Wednesday 15 November 2017

Into the Mirror

So tomorrow morning is my WCA. Needless to say I am not looking forward to it, and that would be an understatement. It's currently sitting in my mind, refusing to leave, cooking up a stultifying negativity. That's the thing with depression; it's a presence that, even if you manage to distract yourself for a time, it returns with hammer-like vengeance. That feeling alone is enough to make the problem of depression the horrible reality it is. Sucker punched by your own thoughts.

Logically - as if we live in a logical society - I should pass. My situation is unchanged from last year. However that is exactly why I won't pass. You might think it reasonable to simply report that fact, but the simplicity of doing so, the ease of process, is exactly why you can't. Instead I will be seen, likely by someone different, and asked the same questions; some of which will not be relevant but part of the deceptive nature of the process. For example, being asked 'how did you get here today' in an effort to prove that you can function independently because you can handle half an hour on a bus when it's not too busy.

It's a test, but unlike determining if I'm a replicant, it's to determine whether I'm human. Which, on reflection, is sort of the same thing.

Honestly the questions they ask are meaningless anyway; diagnosing mental health requires trust. This is why gaslighting is such a big issue: if you are doing to assume people with invisible incommunicable problems are faking it then you are already failing them. But then this process is not one of diagnosis. It isn't even really interested in that; instead it's to establish - no matter how marginal - that you are capable of work: some kind, any kind. Even for one hour a week. This is why it is important to relay your symptoms and difficulties at their most serious (and they may try and persuade you otherwise).

I know this. I might even seem like someone who has 'cracked' the system and thus certain to succeed. But that couldn't be further from the truth. This is not a problem that can be solved because it is based on an adversarial structure. The 'healthcare professional' (ie not a doctor) isn't there to help you, they are there to catch you out. One slip, that's all it takes. Does this really seem a good way to run a welfare system? If you fail, that's it. You can expect the letter to come through telling you that you failed; by the time you'll be reading it you'll have already lost your income. There is no transition period, no support during it, nothing. We wouldn't expect a hospital to treat people that way, but a welfare state seems to be a different matter.

So in theory my chance of succeeding should be the same as last time. But I cannot believe lightning will positively strike twice. I can't assume that outcome, although there is very little other than steeling myself mentally, that I can do anyway. I will have to hope that, whoever sees me tomorrow, will report what I say, believe what I say, and that the DWP bureaucrat they pass their report on to, will draw the same conclusion as last year.

Unfortunately I have no supporting evidence; it is impossible to be seen or diagnosed by a mental health specialist here, because (like everywhere it seems) there aren't any. There are 'wellness advisors', because we don't like to label people as 'depressed' etc: a statement of intent that does more harm than these people can possibly imagine. By not giving people a diagnosis you are depriving them of the truth of their situation - and without a diagnosis you deprive them of chips to bargain with against the DWP. Against; that's the problem.

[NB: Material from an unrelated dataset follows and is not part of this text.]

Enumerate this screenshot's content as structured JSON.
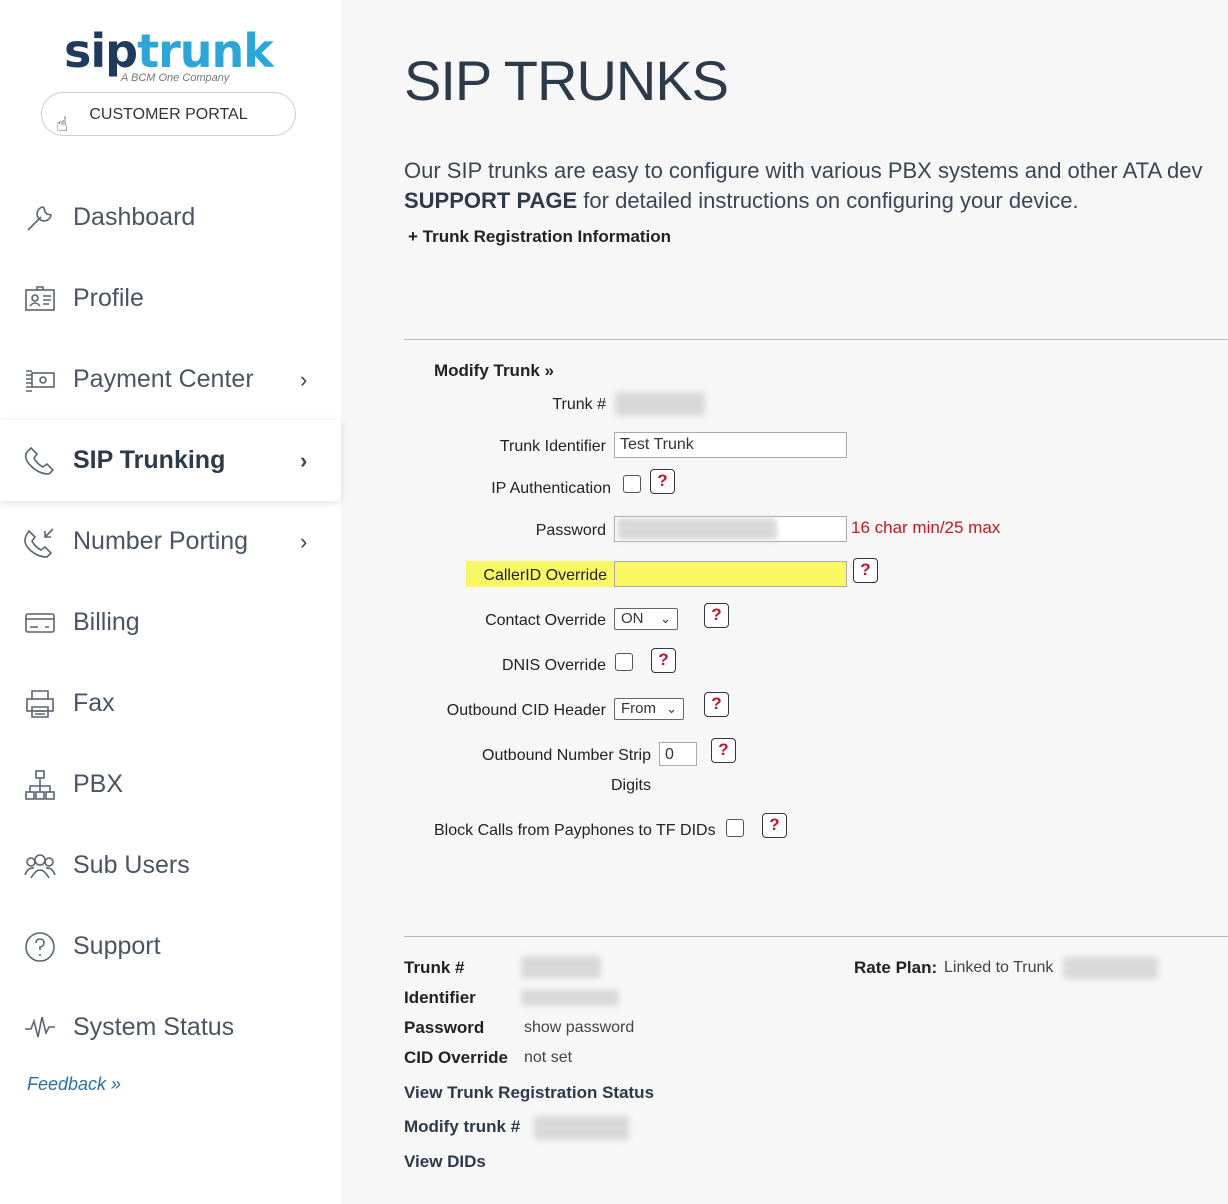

GP's are no better. They will claim they don't like the 'medicalise' mental health. They will point toward positive thinking outcomes, like mindfulness, where they believe that if you just adopted a positive attitude problems would melt away, like a lovely butter. Again this is depriving the patient of vital support. It's also a sign of the ignorance of the medical profession and their unwillingness to stand by patients. They have been brainwashed into thinking the WCA is a diagnostic affair, thereby relieving them of any responsibility. They will believe it delivers appropriate outcomes.

It's also a form of gaslighting.

Fundamentally, regardless, this is the composition of our society right now. This is what welfare looks like. A hall of mirrors that hides its true nature behind misguided and beguiling forms. Everywhere you turn you are shown a potential outcome that is an ugly reflection of your own life constructed from deprivation and judgement. It is a system based on harsh principles: we don't help people, we don't trust people, and we don't want them to survive.